Belasan Jurnalis Myanmar Masuk Daftar Dicari Militer

(RSF)
(RSF)

KBRN, Paris: Belasan jurnalis Myanmar masuk dalam daftar orang paling dicari oleh junta militer, berdasarkan informasi yang diungkap Reporters Without Borders (RSF).

RSF menyerukan kepada komunitas internasional agar bereaksi terhadap upaya militer Myanmar terbaru yang memaksakan kendali penuh atas berita dan informasi, yang dalam dua minggu terakhir sudah menerbitkan daftar jurnalis-jurnalis yang dicari serta penangkapan jurnalis yang lebih sewenang-wenang.

"Di tengah protes yang terus berlanjut terhadap kudeta 1 Februari, militer mengambil tindakan keras mereka ke tingkat yang baru pada tanggal 4 April ketika mereka mulai menerbitkan daftar jurnalis yang dicari karena memberikan informasi tentang protes pro-demokrasi, bersama dengan tokoh-tokoh terkenal yang dicari yang secara terbuka menyuarakan dukungan untuk protes," bunyi pernyataan yang dikutip dari RSF, Rabu (21/4/2021)

Daftar terbaru dari "Mereka yang menyebarkan berita untuk mempengaruhi stabilitas negara" disiarkan setiap malam di program berita TV dan diterbitkan di media cetak. Mereka disebutkan "didakwa berdasarkan Bab 505 A" dari hukum pidana, yang menghukum penyebaran informasi yang bertentangan dengan kepentingan angkatan bersenjata dan diancam hukuman penjara tiga tahun.

"Setidaknya 19 jurnalis telah disebutkan. Mereka termasuk Mratt Kyaw Thu, seorang pekerja lepas terkenal yang baru-baru ini memberi tahu RSF tentang ancaman terhadap jurnalis sejak kudeta, Frontier Myanmar dan kolumnis VOA Sithu Aung Myint dan penyiar TV DVB Ye Wint Thu," tambah pernyataan tersebut.

Dua jurnalis ditambahkan ke daftar pada 17 April: Soe Zaya Tun dari Reuters dan freelancer Lumin Thuang Tun. Nay Zaw Naing dari Democratic Voice of Burma dan pekerja lepas Htoo Kyaw Win telah ditambahkan tiga hari sebelumnya. Bersama dengan pengumuman nama mereka, pihak berwenang mengungkap pula detail akun Facebook, foto profil, dan alamat.
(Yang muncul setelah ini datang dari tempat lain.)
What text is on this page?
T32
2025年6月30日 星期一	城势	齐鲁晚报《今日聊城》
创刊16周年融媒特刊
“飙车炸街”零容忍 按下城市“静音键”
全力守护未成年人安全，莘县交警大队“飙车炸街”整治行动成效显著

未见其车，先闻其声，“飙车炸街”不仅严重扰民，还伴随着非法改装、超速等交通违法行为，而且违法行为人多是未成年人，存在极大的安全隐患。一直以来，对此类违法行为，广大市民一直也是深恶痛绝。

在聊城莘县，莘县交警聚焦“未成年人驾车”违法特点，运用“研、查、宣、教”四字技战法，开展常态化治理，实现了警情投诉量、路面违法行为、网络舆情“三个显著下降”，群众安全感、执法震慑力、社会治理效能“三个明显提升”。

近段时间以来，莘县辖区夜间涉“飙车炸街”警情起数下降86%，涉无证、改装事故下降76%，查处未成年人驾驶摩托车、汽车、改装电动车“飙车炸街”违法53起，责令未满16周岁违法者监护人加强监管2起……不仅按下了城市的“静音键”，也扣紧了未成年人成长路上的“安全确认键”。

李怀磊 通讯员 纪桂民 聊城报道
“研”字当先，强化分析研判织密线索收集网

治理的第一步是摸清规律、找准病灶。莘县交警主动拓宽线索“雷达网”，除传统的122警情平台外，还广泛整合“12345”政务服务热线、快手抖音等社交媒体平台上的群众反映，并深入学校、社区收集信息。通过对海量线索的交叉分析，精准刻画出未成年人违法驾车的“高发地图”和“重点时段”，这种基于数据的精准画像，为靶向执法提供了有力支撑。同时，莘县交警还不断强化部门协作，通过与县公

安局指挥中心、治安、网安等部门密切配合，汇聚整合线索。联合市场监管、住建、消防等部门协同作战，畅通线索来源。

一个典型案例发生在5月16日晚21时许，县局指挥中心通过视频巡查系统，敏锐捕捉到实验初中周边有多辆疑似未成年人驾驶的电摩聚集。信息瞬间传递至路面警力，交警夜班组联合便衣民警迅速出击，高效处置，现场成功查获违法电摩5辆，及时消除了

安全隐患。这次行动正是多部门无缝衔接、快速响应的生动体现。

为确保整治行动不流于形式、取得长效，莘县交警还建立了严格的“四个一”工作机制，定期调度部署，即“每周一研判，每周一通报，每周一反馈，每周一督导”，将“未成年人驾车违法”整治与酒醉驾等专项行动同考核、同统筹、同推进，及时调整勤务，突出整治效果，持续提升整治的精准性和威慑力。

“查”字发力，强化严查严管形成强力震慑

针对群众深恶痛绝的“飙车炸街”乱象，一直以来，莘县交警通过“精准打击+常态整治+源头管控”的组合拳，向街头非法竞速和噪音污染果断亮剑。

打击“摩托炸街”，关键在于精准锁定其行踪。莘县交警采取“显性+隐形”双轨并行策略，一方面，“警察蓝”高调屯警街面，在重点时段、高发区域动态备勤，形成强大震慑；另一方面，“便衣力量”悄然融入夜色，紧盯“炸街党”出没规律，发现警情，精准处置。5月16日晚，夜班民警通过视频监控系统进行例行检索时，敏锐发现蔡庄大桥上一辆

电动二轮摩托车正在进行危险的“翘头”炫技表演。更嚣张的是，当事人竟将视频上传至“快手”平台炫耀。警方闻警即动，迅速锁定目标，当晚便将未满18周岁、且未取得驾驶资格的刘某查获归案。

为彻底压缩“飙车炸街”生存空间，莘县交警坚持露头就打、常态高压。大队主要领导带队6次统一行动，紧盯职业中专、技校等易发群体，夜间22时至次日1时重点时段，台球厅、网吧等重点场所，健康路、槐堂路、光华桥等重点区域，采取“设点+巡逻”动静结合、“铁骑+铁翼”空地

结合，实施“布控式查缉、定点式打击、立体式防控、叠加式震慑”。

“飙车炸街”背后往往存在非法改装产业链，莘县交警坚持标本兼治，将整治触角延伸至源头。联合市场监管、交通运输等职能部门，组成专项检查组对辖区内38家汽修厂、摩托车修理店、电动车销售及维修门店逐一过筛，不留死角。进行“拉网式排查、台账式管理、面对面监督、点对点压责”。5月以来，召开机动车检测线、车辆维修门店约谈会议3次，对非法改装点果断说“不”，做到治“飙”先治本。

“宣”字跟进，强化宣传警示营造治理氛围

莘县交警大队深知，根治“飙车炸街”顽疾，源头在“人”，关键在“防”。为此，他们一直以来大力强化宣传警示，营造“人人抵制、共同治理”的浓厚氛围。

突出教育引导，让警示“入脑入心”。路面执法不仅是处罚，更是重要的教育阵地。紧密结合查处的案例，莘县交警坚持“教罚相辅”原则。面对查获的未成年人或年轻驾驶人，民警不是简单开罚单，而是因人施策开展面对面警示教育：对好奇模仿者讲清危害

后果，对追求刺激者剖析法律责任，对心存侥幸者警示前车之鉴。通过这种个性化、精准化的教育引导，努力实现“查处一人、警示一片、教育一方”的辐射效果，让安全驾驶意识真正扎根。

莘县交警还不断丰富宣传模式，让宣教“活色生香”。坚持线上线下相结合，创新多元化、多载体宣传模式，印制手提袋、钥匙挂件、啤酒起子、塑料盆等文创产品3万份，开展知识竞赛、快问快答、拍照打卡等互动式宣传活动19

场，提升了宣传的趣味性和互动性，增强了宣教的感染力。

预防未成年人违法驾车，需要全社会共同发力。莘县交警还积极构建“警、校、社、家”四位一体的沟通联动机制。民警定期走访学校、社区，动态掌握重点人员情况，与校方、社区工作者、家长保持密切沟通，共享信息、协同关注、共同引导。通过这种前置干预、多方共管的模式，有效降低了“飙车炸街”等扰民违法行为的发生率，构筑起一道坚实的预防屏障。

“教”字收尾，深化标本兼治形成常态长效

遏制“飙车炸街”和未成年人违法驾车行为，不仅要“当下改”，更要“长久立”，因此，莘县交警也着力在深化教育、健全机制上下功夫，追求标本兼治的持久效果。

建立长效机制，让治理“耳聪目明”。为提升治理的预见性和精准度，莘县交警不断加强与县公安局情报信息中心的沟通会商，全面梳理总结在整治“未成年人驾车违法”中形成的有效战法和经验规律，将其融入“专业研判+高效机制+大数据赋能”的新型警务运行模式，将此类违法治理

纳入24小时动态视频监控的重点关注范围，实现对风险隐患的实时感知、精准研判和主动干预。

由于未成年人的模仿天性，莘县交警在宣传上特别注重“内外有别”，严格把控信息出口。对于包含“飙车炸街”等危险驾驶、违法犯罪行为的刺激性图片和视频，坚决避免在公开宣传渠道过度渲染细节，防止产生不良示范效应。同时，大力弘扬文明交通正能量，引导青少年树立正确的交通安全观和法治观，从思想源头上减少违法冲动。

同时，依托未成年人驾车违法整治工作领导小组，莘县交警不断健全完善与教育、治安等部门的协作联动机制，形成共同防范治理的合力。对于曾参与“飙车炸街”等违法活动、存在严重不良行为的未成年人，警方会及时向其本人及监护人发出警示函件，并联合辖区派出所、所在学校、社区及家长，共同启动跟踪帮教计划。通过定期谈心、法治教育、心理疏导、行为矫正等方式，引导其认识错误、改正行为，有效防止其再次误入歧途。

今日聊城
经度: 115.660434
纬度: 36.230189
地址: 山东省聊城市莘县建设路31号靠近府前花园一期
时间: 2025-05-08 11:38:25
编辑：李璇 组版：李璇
Selain jurnalis, daftar tersebut juga mencakup sejumlah aktor dan penyanyi terkenal serta tokoh media sosial, yang harus bersembunyi atau melarikan diri dari negara untuk menghindari penangkapan. Salah satu jurnalis yang dicari oleh militer, editor Myanmar Post Zin Thaw Naing, tidak seberuntung itu. Dia ditangkap pada 5 April.

"Setelah menargetkan jurnalis yang meliput protes, militer telah melangkah lebih jauh dan sekarang dengan berani menangkap siapa pun dari dunia media dan siapa pun yang berani menentang propaganda yang mereka coba tunjukkan kepada publik," kata juru bicara RSF Pauline Adès-Mével. 

“Sudah saatnya masyarakat internasional bereaksi. Otoritas militer harus berhenti melanggar kebebasan pers dalam upaya untuk menyembunyikan pelanggaran terburuk mereka terhadap warga sipil dari dunia," tambahnya lagi.

Wartawan terakhir yang ditangkap adalah pekerja lepas Jepang Yuki Kitazumi, yang ditangkap 18 April dan dibawa melalui kantor polisi ke penjara Insein, yang terkenal pernah digunakan untuk memenjarakan tokoh media.

Mantan jurnalis juga masuk dalam persekusi junta militer. Meskipun telah berhenti bekerja setelah kudeta, Thin Thin Aung, salah satu pendiri kantor berita Mizzima, dan salah satu mantan karyawannya, James Phu Thoure, ditangkap pada 8 Maret dan sejak itu ditahan meskipun tidak ada dakwaan yang diajukan atas mereka.